Hims & Hers macht Ernst. Heute hat das Telemedizin-Unternehmen eine Vorregistrierungsliste für Ozempic und Wegovy gestartet — der erste konkrete Schritt zur Vermarktung der Novo-Nordisk-Präparate auf der eigenen Plattform. Der offizielle Verkaufsstart ist noch für März geplant.

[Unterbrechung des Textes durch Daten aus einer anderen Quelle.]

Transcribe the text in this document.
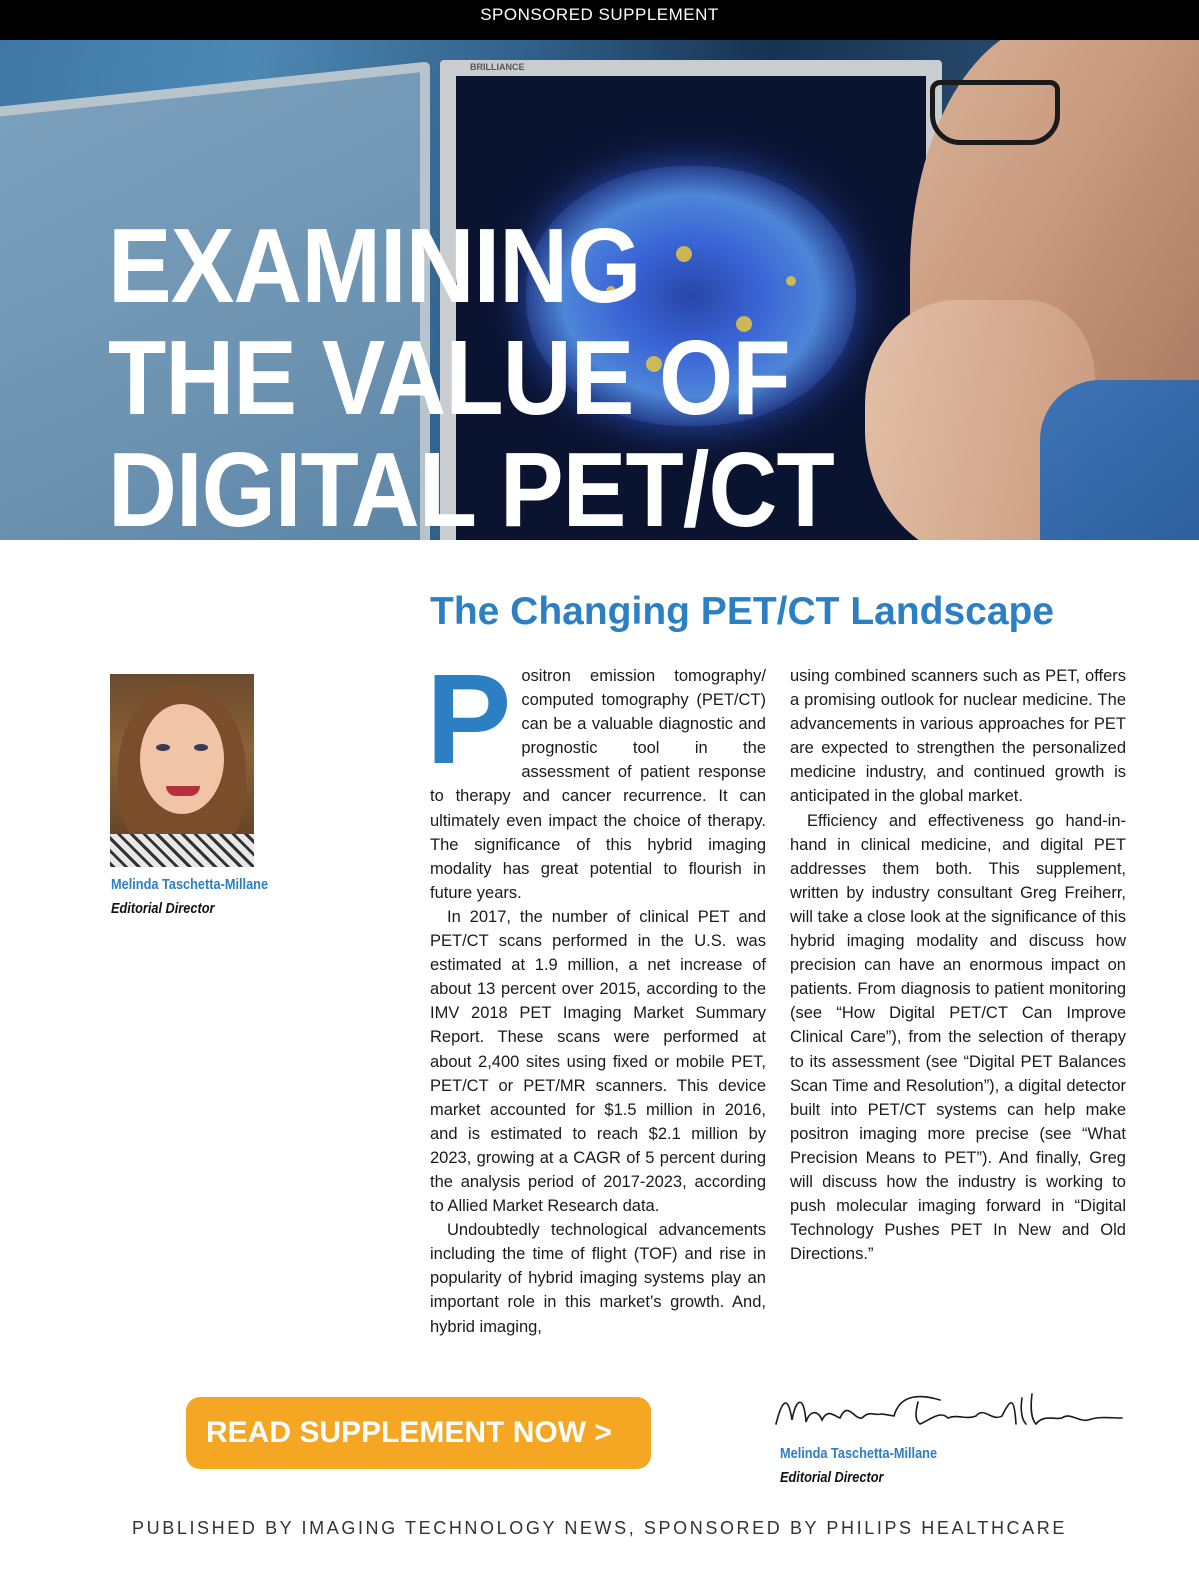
SPONSORED SUPPLEMENT
BRILLIANCE
EXAMINING
THE VALUE OF
DIGITAL PET/CT
The Changing PET/CT Landscape
Melinda Taschetta-Millane
Editorial Director

Positron emission tomography/ computed tomography (PET/CT) can be a valuable diagnostic and prognostic tool in the assessment of patient response to therapy and cancer recurrence. It can ultimately even impact the choice of therapy. The significance of this hybrid imaging modality has great potential to flourish in future years.

In 2017, the number of clinical PET and PET/CT scans performed in the U.S. was estimated at 1.9 million, a net increase of about 13 percent over 2015, according to the IMV 2018 PET Imaging Market Summary Report. These scans were performed at about 2,400 sites using fixed or mobile PET, PET/CT or PET/MR scanners. This device market accounted for $1.5 million in 2016, and is estimated to reach $2.1 million by 2023, growing at a CAGR of 5 percent during the analysis period of 2017-2023, according to Allied Market Research data.

Undoubtedly technological advancements including the time of flight (TOF) and rise in popularity of hybrid imaging systems play an important role in this market’s growth. And, hybrid imaging,

using combined scanners such as PET, offers a promising outlook for nuclear medicine. The advancements in various approaches for PET are expected to strengthen the personalized medicine industry, and continued growth is anticipated in the global market.

Efficiency and effectiveness go hand-in-hand in clinical medicine, and digital PET addresses them both. This supplement, written by industry consultant Greg Freiherr, will take a close look at the significance of this hybrid imaging modality and discuss how precision can have an enormous impact on patients. From diagnosis to patient monitoring (see “How Digital PET/CT Can Improve Clinical Care”), from the selection of therapy to its assessment (see “Digital PET Balances Scan Time and Resolution”), a digital detector built into PET/CT systems can help make positron imaging more precise (see “What Precision Means to PET”). And finally, Greg will discuss how the industry is working to push molecular imaging forward in “Digital Technology Pushes PET In New and Old Directions.”

READ SUPPLEMENT NOW >
Melinda Taschetta-Millane
Editorial Director
PUBLISHED BY IMAGING TECHNOLOGY NEWS, SPONSORED BY PHILIPS HEALTHCARE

Von Rechtsstreit zu Partnerschaft

Der Weg zu diesem Moment war alles andere als geradlinig. Hims und Novo Nordisk verbindet eine wechselhafte Geschichte: Eine frühere Kooperation scheiterte, weil Hims weiterhin günstige Nachahmerversionen der Novo-Präparate verkaufte. Im Februar 2026 folgte sogar eine Klage des dänischen Pharmariesen, nachdem Hims eine Billigversion der Wegovy-Pille ankündigte. Erst der Druck der FDA auf Compounding-Anbieter brachte Bewegung — Hims stellte die Eigenproduktion ein und einigte sich auf die aktuelle Partnerschaft.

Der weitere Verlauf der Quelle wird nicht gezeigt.